Whilst there I took the opportunity to catch up with other important stakeholders focussed on the best ways to get ESPA’s amazing research from the region used in the region (and beyond). I met with Dr Saleemul Huq from the International Centre for Climate Change and Development, a key department of the Independent University of Bangladesh. Our discussion centred on possible ways to enhance how ESPA and the University can work together, including a series of learning hub events and supporting opinion pieces in local media.
 
ESPA has now funded seven projects in Bangladesh.  It's became very clear there is a great opportunity for our projects and their local partners to work with potential users of research including the Government of Bangladesh, Development Agencies, Civil Society and Business in the region to work together to turn ESPA’s research into practice….and through this to benefit the poor which is ultimately why we are here.
 
I was also heartened to hear from Shamshur Rahman Khan, Deputy Chief from the Ministry of Environment and Forests, that they are integrating the concept of ecosystem services in to their rolling five year plan for the very first time.

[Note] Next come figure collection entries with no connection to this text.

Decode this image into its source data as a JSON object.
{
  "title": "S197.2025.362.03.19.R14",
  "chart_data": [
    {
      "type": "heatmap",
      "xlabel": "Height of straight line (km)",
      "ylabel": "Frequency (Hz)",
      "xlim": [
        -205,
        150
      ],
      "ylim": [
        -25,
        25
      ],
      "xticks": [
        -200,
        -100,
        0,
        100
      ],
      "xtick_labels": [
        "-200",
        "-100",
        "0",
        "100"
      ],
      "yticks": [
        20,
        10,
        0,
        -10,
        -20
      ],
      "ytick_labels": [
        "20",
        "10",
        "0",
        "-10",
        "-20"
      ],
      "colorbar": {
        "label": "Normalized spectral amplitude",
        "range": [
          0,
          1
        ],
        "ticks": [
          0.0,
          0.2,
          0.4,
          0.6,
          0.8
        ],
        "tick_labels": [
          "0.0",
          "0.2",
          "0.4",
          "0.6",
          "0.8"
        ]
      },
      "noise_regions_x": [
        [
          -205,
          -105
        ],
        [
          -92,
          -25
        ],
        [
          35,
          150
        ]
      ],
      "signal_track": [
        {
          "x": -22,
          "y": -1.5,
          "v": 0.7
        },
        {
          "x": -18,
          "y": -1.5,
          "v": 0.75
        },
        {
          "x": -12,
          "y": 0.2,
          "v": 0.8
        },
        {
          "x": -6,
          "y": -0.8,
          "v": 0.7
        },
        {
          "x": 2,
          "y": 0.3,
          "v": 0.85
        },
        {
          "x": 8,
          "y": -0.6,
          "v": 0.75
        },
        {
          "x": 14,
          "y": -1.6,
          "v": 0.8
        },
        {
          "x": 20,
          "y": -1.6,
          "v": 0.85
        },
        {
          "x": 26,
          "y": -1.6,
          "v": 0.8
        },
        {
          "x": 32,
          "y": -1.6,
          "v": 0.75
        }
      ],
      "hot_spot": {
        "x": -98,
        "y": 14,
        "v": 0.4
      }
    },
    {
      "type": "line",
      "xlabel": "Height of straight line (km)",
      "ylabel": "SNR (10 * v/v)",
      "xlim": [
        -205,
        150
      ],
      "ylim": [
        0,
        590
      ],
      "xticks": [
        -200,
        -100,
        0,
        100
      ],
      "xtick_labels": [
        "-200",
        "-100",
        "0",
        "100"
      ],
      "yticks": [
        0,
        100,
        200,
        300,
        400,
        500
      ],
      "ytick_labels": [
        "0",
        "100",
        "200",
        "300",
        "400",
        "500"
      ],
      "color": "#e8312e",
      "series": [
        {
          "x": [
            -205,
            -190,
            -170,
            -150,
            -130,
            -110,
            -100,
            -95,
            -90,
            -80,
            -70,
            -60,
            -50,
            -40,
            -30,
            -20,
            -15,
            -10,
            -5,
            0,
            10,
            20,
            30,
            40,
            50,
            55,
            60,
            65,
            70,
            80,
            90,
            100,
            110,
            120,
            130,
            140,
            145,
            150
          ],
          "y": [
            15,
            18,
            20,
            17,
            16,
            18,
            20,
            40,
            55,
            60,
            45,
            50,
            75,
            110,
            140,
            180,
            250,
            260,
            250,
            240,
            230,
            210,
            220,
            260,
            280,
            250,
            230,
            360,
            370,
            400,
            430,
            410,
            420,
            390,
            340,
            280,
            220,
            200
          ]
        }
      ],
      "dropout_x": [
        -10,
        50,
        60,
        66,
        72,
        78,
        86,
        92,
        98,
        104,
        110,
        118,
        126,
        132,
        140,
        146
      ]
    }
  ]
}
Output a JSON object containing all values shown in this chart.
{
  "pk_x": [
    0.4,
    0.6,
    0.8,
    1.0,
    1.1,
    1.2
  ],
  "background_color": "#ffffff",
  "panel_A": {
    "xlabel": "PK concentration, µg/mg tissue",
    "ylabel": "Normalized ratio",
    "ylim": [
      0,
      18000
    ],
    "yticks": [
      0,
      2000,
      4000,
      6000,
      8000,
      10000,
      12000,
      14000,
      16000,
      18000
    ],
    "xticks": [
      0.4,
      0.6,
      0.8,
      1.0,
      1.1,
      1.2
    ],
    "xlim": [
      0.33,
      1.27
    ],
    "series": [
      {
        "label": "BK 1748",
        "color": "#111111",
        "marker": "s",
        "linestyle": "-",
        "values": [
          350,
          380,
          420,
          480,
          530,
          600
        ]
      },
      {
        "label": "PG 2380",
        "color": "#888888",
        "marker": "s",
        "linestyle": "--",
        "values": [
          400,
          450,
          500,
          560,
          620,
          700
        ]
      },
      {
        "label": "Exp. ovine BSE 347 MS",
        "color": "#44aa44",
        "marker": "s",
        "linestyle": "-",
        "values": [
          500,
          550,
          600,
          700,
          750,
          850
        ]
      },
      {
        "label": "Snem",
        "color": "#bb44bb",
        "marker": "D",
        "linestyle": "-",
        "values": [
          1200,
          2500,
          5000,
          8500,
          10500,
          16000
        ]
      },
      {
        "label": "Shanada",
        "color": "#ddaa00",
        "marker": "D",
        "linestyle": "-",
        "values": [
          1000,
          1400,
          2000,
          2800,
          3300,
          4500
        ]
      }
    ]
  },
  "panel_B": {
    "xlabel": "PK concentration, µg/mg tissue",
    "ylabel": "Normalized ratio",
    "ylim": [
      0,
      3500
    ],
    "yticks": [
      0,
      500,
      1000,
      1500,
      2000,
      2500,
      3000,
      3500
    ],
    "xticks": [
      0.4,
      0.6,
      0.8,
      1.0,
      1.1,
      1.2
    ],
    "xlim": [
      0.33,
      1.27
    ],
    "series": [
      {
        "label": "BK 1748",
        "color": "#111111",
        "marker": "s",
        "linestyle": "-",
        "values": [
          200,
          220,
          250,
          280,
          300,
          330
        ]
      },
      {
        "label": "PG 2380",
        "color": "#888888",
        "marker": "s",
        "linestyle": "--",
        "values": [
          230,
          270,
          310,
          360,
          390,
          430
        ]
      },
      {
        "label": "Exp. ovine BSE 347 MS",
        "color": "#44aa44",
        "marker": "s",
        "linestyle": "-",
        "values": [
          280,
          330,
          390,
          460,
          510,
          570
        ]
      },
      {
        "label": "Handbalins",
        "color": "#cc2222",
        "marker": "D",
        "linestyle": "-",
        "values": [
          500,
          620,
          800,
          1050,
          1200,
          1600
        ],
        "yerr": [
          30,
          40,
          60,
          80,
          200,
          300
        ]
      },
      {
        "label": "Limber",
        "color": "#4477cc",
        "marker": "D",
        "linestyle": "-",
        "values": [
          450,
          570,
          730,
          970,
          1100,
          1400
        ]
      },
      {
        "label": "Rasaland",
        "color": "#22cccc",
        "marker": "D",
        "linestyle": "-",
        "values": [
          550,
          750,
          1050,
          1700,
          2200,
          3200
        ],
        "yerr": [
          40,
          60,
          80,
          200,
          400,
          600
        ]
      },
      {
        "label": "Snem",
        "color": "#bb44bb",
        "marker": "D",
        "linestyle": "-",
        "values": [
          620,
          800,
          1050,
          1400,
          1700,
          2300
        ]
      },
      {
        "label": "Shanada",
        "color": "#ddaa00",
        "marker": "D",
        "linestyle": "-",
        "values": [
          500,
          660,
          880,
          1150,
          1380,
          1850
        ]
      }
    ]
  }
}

We at ESPA will do all we can to help make that a reality.
 
 
Finally, I had a great catch up with our very own DELTAs team in the form of Professor Munsur Rahman and Professor Salehin Mashfiqus at the Bangladesh University of Engineering and Technology. This project finishes at the end of this year, and I’m so excited about some of the outcomes I’ve already seen. As of July this year the team has reported 25 journal articles and 4 book chapters with many more planned in the future.
 
DELTAs plan to use their proven modelling tools to make the link between science and policy/practice by enhancing relationship with the Bangladesh government through the Planning Commission and the General Economics Division. The team also plan two significant end of project conference to share the main results, one in Dhaka and the other in London (dates yet to be confirmed). It was great to see that everyone agreed there are significant benefits to be had from enhanced efforts to get evidence used to inform poverty related policy and practice in Bangladesh  
 
Now the hard work begins - or should I say continues - to make sure this happens.